Moody's Ratings announced on Wednesday that India’s economic growth is expected to surpass 6.5% in the upcoming fiscal year, an increase from the 6.3% growth projected for this year.
The growth is attributed to higher government capital expenditure and a boost in consumption driven by tax cuts and interest rate reductions.
Moody's also projected a stable outlook for India's banking sector, noting that while the operating environment for Indian banks will remain favourable in the next fiscal year, their asset quality is likely to decline slightly after significant improvements in recent years.
The sector may experience some stress in unsecured retail loans, microfinance loans, and small business loans, Business Standard reports.
In addition, Moody's stated that banks' profitability will remain sufficient, as any declines in net interest margins (NIMs) are expected to be minimal, due to modest interest rate cuts.

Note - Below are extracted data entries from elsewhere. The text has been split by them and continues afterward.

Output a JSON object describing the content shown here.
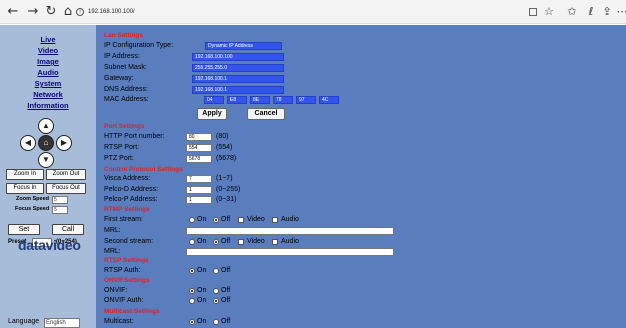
{
  "browser": {
    "url": "192.168.100.100/",
    "back_glyph": "←",
    "forward_glyph": "→",
    "refresh_glyph": "↻",
    "home_glyph": "⌂",
    "star_glyph": "☆",
    "favorites_glyph": "✩",
    "reading_glyph": "ℓ",
    "share_glyph": "⇪",
    "more_glyph": "⋯"
  },
  "sidebar": {
    "links": [
      "Live",
      "Video",
      "Image",
      "Audio",
      "System",
      "Network",
      "Information"
    ],
    "ptz": {
      "up": "▲",
      "left": "◀",
      "home": "⌂",
      "right": "▶",
      "down": "▼"
    },
    "zoom_in": "Zoom In",
    "zoom_out": "Zoom Out",
    "focus_in": "Focus In",
    "focus_out": "Focus Out",
    "zoom_speed_label": "Zoom Speed",
    "zoom_speed_value": "5",
    "focus_speed_label": "Focus Speed",
    "focus_speed_value": "5",
    "set": "Set",
    "call": "Call",
    "preset_label": "Preset",
    "preset_range": "(0~254)",
    "logo": "datavideo",
    "language_label": "Language",
    "language_value": "English"
  },
  "lan": {
    "title": "Lan Settings",
    "ip_config_label": "IP Configuration Type:",
    "ip_config_value": "Dynamic IP Address",
    "ip_label": "IP Address:",
    "ip_value": "192.168.100.100",
    "subnet_label": "Subnet Mask:",
    "subnet_value": "255.255.255.0",
    "gateway_label": "Gateway:",
    "gateway_value": "192.168.100.1",
    "dns_label": "DNS Address:",
    "dns_value": "192.168.100.1",
    "mac_label": "MAC Address:",
    "mac": [
      "04",
      "E8",
      "8E",
      "78",
      "97",
      "4C"
    ],
    "apply": "Apply",
    "cancel": "Cancel"
  },
  "ports": {
    "title": "Port Settings",
    "http_label": "HTTP Port number:",
    "http_value": "80",
    "http_hint": "(80)",
    "rtsp_label": "RTSP Port:",
    "rtsp_value": "554",
    "rtsp_hint": "(554)",
    "ptz_label": "PTZ Port:",
    "ptz_value": "5678",
    "ptz_hint": "(5678)"
  },
  "control": {
    "title": "Control Protocol Settings",
    "visca_label": "Visca Address:",
    "visca_value": "7",
    "visca_hint": "(1~7)",
    "pelcod_label": "Pelco-D Address:",
    "pelcod_value": "1",
    "pelcod_hint": "(0~255)",
    "pelcop_label": "Pelco-P Address:",
    "pelcop_value": "1",
    "pelcop_hint": "(0~31)"
  },
  "rtmp": {
    "title": "RTMP Settings",
    "first_label": "First stream:",
    "mrl_label": "MRL:",
    "second_label": "Second stream:",
    "on": "On",
    "off": "Off",
    "video": "Video",
    "audio": "Audio"
  },
  "rtsp": {
    "title": "RTSP Settings",
    "auth_label": "RTSP Auth:",
    "on": "On",
    "off": "Off"
  },
  "onvif": {
    "title": "ONVIFSettings",
    "onvif_label": "ONVIF:",
    "auth_label": "ONVIF Auth:",
    "on": "On",
    "off": "Off"
  },
  "multicast": {
    "title": "Multicast Settings",
    "label": "Multicast:",
    "on": "On",
    "off": "Off"
  }
}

The agency also noted that after a brief slowdown in mid-2024, India's economic growth is projected to pick up again, achieving one of the fastest growth rates among major global economies.
“Government capital expenditure, tax cuts for middle-class income groups to boost consumption and monetary easing will help India's real GDP growth exceed 6.5% for fiscal 2025-26 from 6.3% in fiscal 2024-25,” Moody's Ratings stated.
Furthermore, the finance ministry's Economic Survey has forecast GDP growth for the next fiscal year to be between 6.3% and 6.8%. According to official estimates, GDP growth for the current fiscal year is expected to be 6.5%.
India's real GDP growth slowed to 5.6% in the July-September 2024 quarter, but it rebounded to 6.2% in the subsequent quarter.
Moody's expects India's average inflation rate to decrease to 4.5% in fiscal 2025-26, down from 4.8% in the previous year.
To curb inflation, the Reserve Bank of India (RBI) raised its policy rate by 250 basis points between May 2022 and February 2023, resulting in gradual interest rate hikes for borrowers.
In February 2025, the RBI reduced its policy rate by 25 basis points to 6.25%.
“We expect further rate cuts to be modest, as the central bank takes a cautious stance amid global uncertainty around US trade policies, as well as associated market and exchange rate volatility, as represented by a strengthening of the US Dollar against emerging market currencies in late 2024 and early 2025,” Moody's said.
“We expect system-wide loan growth to slow to 11-13% in fiscal 2025-26 from an average of 17% for March 2022-March 2024 as banks seek to keep loan growth in tandem with deposit expansion,” Moody's added.